In a city accustomed to doubling as a movie set and the inconveniences that go with that, the decision to temporarily shut down a coronavirus testing site at Union Station in Los Angeles while a movie is filmed there has rankled some city residents during the latest surge of infections.

The movie, “He’s All That,” which features the TikTok star Addison Rae and is a reboot of the 1999 romantic comedy “She’s All That,” received approval to film inside and outside the station on Tuesday, the city and county’s film office said. About 170 cast and crew members are expected to take part in the movie scenes, the film office said.

A homeless outreach and advocacy group called Ktown for All criticized the decision and shared a copy of an email that it said a resident received on Monday afternoon from the company that operates the testing site. It said that all testing appointments for Tuesday at the station had been canceled because of an event there.

The group said that the move showed that the city had misplaced its priorities at a time when hospitalizations for the virus are on the rise, and that the decision to close the site for a day made it more difficult for people who rely on public transportation to get tested.

“It’s truly one of the only Covid testing centers within the city of Los Angeles that is really accessible by public transit,” Devon Manney, a spokesman for the group, said in an interview on Monday night. “This is the L.A. that we are constantly fighting against.”

Philip Sokoloski, a spokesman for the film office, which is known as FilmLA, said on Monday night that neither the office nor the locations team for the production company had been aware that the station was one of the city’s virus testing locations and were not involved in the decision to close the site.

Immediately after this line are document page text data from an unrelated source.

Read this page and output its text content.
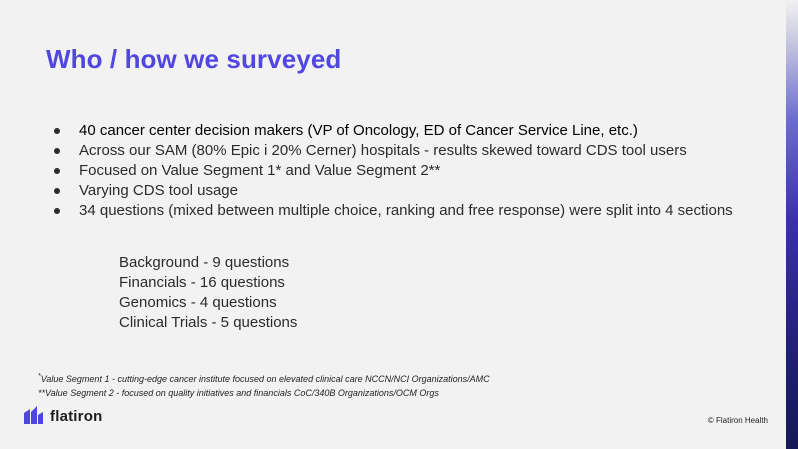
Who / how we surveyed
40 cancer center decision makers (VP of Oncology, ED of Cancer Service Line, etc.)
Across our SAM (80% Epic i 20% Cerner) hospitals - results skewed toward CDS tool users
Focused on Value Segment 1* and Value Segment 2**
Varying CDS tool usage
34 questions (mixed between multiple choice, ranking and free response) were split into 4 sections
Background - 9 questions
Financials - 16 questions
Genomics - 4 questions
Clinical Trials - 5 questions
*Value Segment 1 - cutting-edge cancer institute focused on elevated clinical care NCCN/NCI Organizations/AMC
**Value Segment 2 - focused on quality initiatives and financials CoC/340B Organizations/OCM Orgs
flatiron	© Flatiron Health
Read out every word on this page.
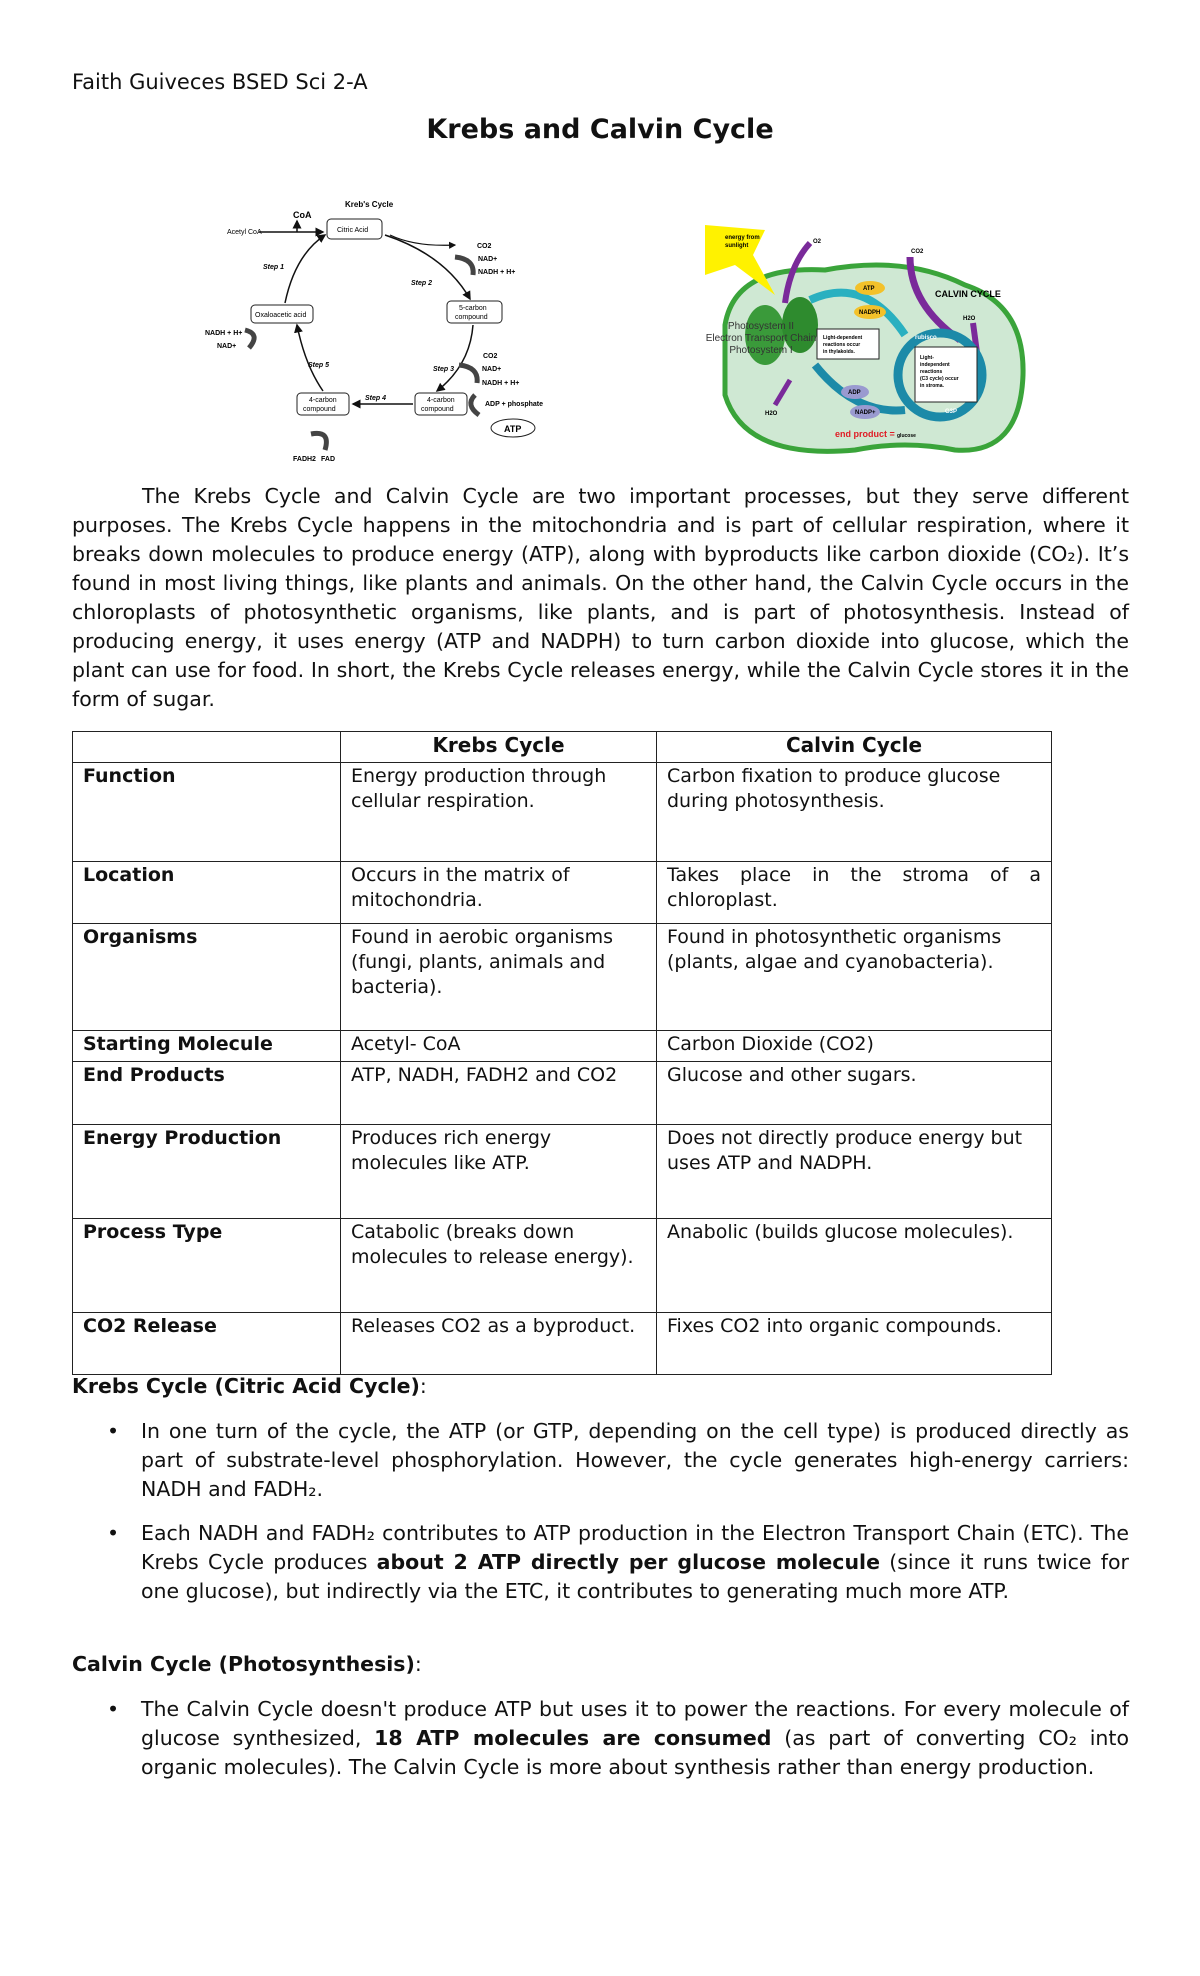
Faith Guiveces BSED Sci 2-A
Krebs and Calvin Cycle
Kreb's Cycle
CoA
Acetyl CoA	Citric Acid
5-carbon
compound
4-carbon
compound
4-carbon
compound
Oxaloacetic acid
Step 1
Step 2
Step 3
Step 4
Step 5
CO2
NAD+
NADH + H+
CO2
NAD+
NADH + H+
ADP + phosphate
ATP
NADH + H+
NAD+
FADH2 FAD
energy from
sunlight
O2
CO2
CALVIN CYCLE
H2O
ATP
NADPH
Photosystem II
Electron Transport Chain
Photosystem I
Light-dependent
reactions occur
in thylakoids.
rubisco
Light-
independent
reactions
(C3 cycle) occur
in stroma.
ADP
NADP+	G3P
H2O
end product = glucose

The Krebs Cycle and Calvin Cycle are two important processes, but they serve different purposes. The Krebs Cycle happens in the mitochondria and is part of cellular respiration, where it breaks down molecules to produce energy (ATP), along with byproducts like carbon dioxide (CO₂). It’s found in most living things, like plants and animals. On the other hand, the Calvin Cycle occurs in the chloroplasts of photosynthetic organisms, like plants, and is part of photosynthesis. Instead of producing energy, it uses energy (ATP and NADPH) to turn carbon dioxide into glucose, which the plant can use for food. In short, the Krebs Cycle releases energy, while the Calvin Cycle stores it in the form of sugar.

	Krebs Cycle	Calvin Cycle
Function	Energy production through cellular respiration.	Carbon fixation to produce glucose during photosynthesis.
Location	Occurs in the matrix of mitochondria.	Takes place in the stroma of a chloroplast.
Organisms	Found in aerobic organisms (fungi, plants, animals and bacteria).	Found in photosynthetic organisms (plants, algae and cyanobacteria).
Starting Molecule	Acetyl- CoA	Carbon Dioxide (CO2)
End Products	ATP, NADH, FADH2 and CO2	Glucose and other sugars.
Energy Production	Produces rich energy molecules like ATP.	Does not directly produce energy but uses ATP and NADPH.
Process Type	Catabolic (breaks down molecules to release energy).	Anabolic (builds glucose molecules).
CO2 Release	Releases CO2 as a byproduct.	Fixes CO2 into organic compounds.
Krebs Cycle (Citric Acid Cycle):

• In one turn of the cycle, the ATP (or GTP, depending on the cell type) is produced directly as part of substrate-level phosphorylation. However, the cycle generates high-energy carriers: NADH and FADH₂.

• Each NADH and FADH₂ contributes to ATP production in the Electron Transport Chain (ETC). The Krebs Cycle produces about 2 ATP directly per glucose molecule (since it runs twice for one glucose), but indirectly via the ETC, it contributes to generating much more ATP.

Calvin Cycle (Photosynthesis):

• The Calvin Cycle doesn't produce ATP but uses it to power the reactions. For every molecule of glucose synthesized, 18 ATP molecules are consumed (as part of converting CO₂ into organic molecules). The Calvin Cycle is more about synthesis rather than energy production.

City officials said on Monday night that residents whose appointments were canceled could get tested at any of the city’s nine other permanent testing sites or five pop-up locations, including one at the North Hollywood Metro station that is on the same rapid transit line as Union Station. They did not say who had made the decision to suspend testing at Union Station on Tuesday.

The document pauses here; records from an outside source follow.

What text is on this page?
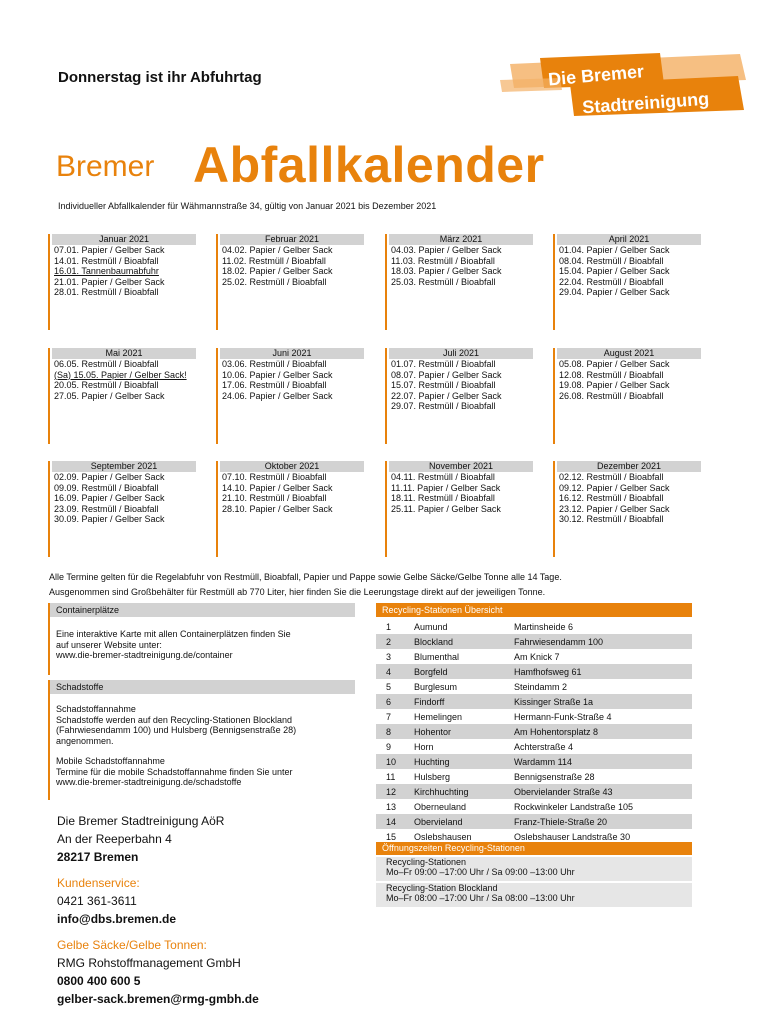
Donnerstag ist ihr Abfuhrtag	Die Bremer
Stadtreinigung
Bremer Abfallkalender
Individueller Abfallkalender für Wähmannstraße 34, gültig von Januar 2021 bis Dezember 2021
Januar 2021
07.01. Papier / Gelber Sack
14.01. Restmüll / Bioabfall
16.01. Tannenbaumabfuhr
21.01. Papier / Gelber Sack
28.01. Restmüll / Bioabfall
Februar 2021
04.02. Papier / Gelber Sack
11.02. Restmüll / Bioabfall
18.02. Papier / Gelber Sack
25.02. Restmüll / Bioabfall
März 2021
04.03. Papier / Gelber Sack
11.03. Restmüll / Bioabfall
18.03. Papier / Gelber Sack
25.03. Restmüll / Bioabfall
April 2021
01.04. Papier / Gelber Sack
08.04. Restmüll / Bioabfall
15.04. Papier / Gelber Sack
22.04. Restmüll / Bioabfall
29.04. Papier / Gelber Sack
Mai 2021
06.05. Restmüll / Bioabfall
(Sa) 15.05. Papier / Gelber Sack!
20.05. Restmüll / Bioabfall
27.05. Papier / Gelber Sack
Juni 2021
03.06. Restmüll / Bioabfall
10.06. Papier / Gelber Sack
17.06. Restmüll / Bioabfall
24.06. Papier / Gelber Sack
Juli 2021
01.07. Restmüll / Bioabfall
08.07. Papier / Gelber Sack
15.07. Restmüll / Bioabfall
22.07. Papier / Gelber Sack
29.07. Restmüll / Bioabfall
August 2021
05.08. Papier / Gelber Sack
12.08. Restmüll / Bioabfall
19.08. Papier / Gelber Sack
26.08. Restmüll / Bioabfall
September 2021
02.09. Papier / Gelber Sack
09.09. Restmüll / Bioabfall
16.09. Papier / Gelber Sack
23.09. Restmüll / Bioabfall
30.09. Papier / Gelber Sack
Oktober 2021
07.10. Restmüll / Bioabfall
14.10. Papier / Gelber Sack
21.10. Restmüll / Bioabfall
28.10. Papier / Gelber Sack
November 2021
04.11. Restmüll / Bioabfall
11.11. Papier / Gelber Sack
18.11. Restmüll / Bioabfall
25.11. Papier / Gelber Sack
Dezember 2021
02.12. Restmüll / Bioabfall
09.12. Papier / Gelber Sack
16.12. Restmüll / Bioabfall
23.12. Papier / Gelber Sack
30.12. Restmüll / Bioabfall
Alle Termine gelten für die Regelabfuhr von Restmüll, Bioabfall, Papier und Pappe sowie Gelbe Säcke/Gelbe Tonne alle 14 Tage.
Ausgenommen sind Großbehälter für Restmüll ab 770 Liter, hier finden Sie die Leerungstage direkt auf der jeweiligen Tonne.
Containerplätze
Eine interaktive Karte mit allen Containerplätzen finden Sie
auf unserer Website unter:
www.die-bremer-stadtreinigung.de/container
Schadstoffe
Schadstoffannahme
Schadstoffe werden auf den Recycling-Stationen Blockland
(Fahrwiesendamm 100) und Hulsberg (Bennigsenstraße 28)
angenommen.
Mobile Schadstoffannahme
Termine für die mobile Schadstoffannahme finden Sie unter
www.die-bremer-stadtreinigung.de/schadstoffe
Die Bremer Stadtreinigung AöR
An der Reeperbahn 4
28217 Bremen
Kundenservice:
0421 361-3611
info@dbs.bremen.de
Gelbe Säcke/Gelbe Tonnen:
RMG Rohstoffmanagement GmbH
0800 400 600 5
gelber-sack.bremen@rmg-gmbh.de
Recycling-Stationen Übersicht
1	Aumund	Martinsheide 6
2	Blockland	Fahrwiesendamm 100
3	Blumenthal	Am Knick 7
4	Borgfeld	Hamfhofsweg 61
5	Burglesum	Steindamm 2
6	Findorff	Kissinger Straße 1a
7	Hemelingen	Hermann-Funk-Straße 4
8	Hohentor	Am Hohentorsplatz 8
9	Horn	Achterstraße 4
10	Huchting	Wardamm 114
11	Hulsberg	Bennigsenstraße 28
12	Kirchhuchting	Obervielander Straße 43
13	Oberneuland	Rockwinkeler Landstraße 105
14	Obervieland	Franz-Thiele-Straße 20
15	Oslebshausen	Oslebshauser Landstraße 30
Öffnungszeiten Recycling-Stationen
Recycling-Stationen
Mo–Fr 09:00 –17:00 Uhr / Sa 09:00 –13:00 Uhr
Recycling-Station Blockland
Mo–Fr 08:00 –17:00 Uhr / Sa 08:00 –13:00 Uhr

They also noted that about 350 daily tests are conducted on average at Union Station, which they said accounted for less than 1 percent of the more than 35,000 tests that are done every day.

Miramax, which is releasing the film, declined to comment on Monday night.

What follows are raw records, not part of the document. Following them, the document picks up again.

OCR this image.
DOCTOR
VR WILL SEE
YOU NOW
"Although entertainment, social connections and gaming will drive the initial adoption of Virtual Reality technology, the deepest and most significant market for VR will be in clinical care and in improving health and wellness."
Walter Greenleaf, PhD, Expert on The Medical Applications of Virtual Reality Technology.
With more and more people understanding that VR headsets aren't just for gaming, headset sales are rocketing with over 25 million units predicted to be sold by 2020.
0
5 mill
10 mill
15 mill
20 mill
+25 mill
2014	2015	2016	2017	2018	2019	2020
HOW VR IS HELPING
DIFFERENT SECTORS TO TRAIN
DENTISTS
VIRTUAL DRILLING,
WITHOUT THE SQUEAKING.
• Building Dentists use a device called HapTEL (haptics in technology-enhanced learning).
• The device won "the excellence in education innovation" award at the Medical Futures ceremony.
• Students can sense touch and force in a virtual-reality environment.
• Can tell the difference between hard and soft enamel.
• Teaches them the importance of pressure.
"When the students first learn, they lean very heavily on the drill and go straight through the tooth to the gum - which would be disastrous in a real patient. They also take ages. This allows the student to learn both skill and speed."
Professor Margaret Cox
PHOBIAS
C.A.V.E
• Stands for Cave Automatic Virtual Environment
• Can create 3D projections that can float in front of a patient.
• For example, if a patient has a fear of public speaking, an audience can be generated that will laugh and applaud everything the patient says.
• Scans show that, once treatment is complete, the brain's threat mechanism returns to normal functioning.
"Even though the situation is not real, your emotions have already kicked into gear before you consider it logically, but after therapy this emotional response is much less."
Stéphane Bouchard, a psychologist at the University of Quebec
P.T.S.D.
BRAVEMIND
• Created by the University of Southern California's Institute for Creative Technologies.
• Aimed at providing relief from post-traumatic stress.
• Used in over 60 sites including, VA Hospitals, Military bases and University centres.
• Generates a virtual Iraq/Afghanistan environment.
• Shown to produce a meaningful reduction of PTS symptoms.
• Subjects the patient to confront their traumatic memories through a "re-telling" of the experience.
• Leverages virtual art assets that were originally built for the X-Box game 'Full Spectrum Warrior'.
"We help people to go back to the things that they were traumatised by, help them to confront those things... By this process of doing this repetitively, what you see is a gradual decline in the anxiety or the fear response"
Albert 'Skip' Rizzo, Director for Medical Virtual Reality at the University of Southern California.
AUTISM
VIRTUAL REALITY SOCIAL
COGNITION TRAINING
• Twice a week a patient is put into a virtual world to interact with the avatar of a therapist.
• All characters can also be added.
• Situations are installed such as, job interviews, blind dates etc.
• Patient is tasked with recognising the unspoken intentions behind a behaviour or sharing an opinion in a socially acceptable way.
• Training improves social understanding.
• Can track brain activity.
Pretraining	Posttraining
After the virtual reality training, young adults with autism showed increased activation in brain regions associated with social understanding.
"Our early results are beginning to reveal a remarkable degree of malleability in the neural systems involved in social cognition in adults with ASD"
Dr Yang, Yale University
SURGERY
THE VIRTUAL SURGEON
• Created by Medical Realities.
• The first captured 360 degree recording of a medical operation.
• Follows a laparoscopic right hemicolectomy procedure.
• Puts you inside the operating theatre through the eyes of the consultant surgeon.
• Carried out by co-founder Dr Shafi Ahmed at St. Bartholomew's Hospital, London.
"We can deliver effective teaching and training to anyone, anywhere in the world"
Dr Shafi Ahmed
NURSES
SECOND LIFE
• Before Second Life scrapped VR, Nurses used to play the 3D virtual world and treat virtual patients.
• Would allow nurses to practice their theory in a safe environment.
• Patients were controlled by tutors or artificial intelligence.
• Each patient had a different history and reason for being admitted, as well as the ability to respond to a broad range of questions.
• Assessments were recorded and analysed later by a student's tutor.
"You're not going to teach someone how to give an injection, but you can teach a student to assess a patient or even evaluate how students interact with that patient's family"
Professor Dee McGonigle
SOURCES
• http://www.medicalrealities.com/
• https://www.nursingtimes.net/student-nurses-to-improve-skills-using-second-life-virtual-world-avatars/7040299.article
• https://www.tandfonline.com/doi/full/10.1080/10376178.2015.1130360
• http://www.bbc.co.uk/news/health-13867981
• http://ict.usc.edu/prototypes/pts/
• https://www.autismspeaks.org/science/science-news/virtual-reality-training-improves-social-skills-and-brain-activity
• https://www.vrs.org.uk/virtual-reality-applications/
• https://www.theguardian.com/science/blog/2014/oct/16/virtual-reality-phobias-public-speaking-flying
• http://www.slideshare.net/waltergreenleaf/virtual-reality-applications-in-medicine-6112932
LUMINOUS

A Metro spokesman referred questions on the testing site’s closure to Union Station, which did not immediately respond to a request for comment on Monday night.

A spokeswoman for Curative, the company that operates the testing site, said that the tests had been canceled but that she did not have information on why.

Mr. Sokoloski, the city’s film office spokesman, said that efforts were being made to try to accommodate the testing on Tuesday.

“Made aware of the testing site closure, production reps for the film offered to work with station representatives to restore access to the testing site tomorrow,” Mr. Sokoloski said on Monday night. “The two uses of the facility may be compatible, based on the area to be used for filming and the production’s interest in making it work.”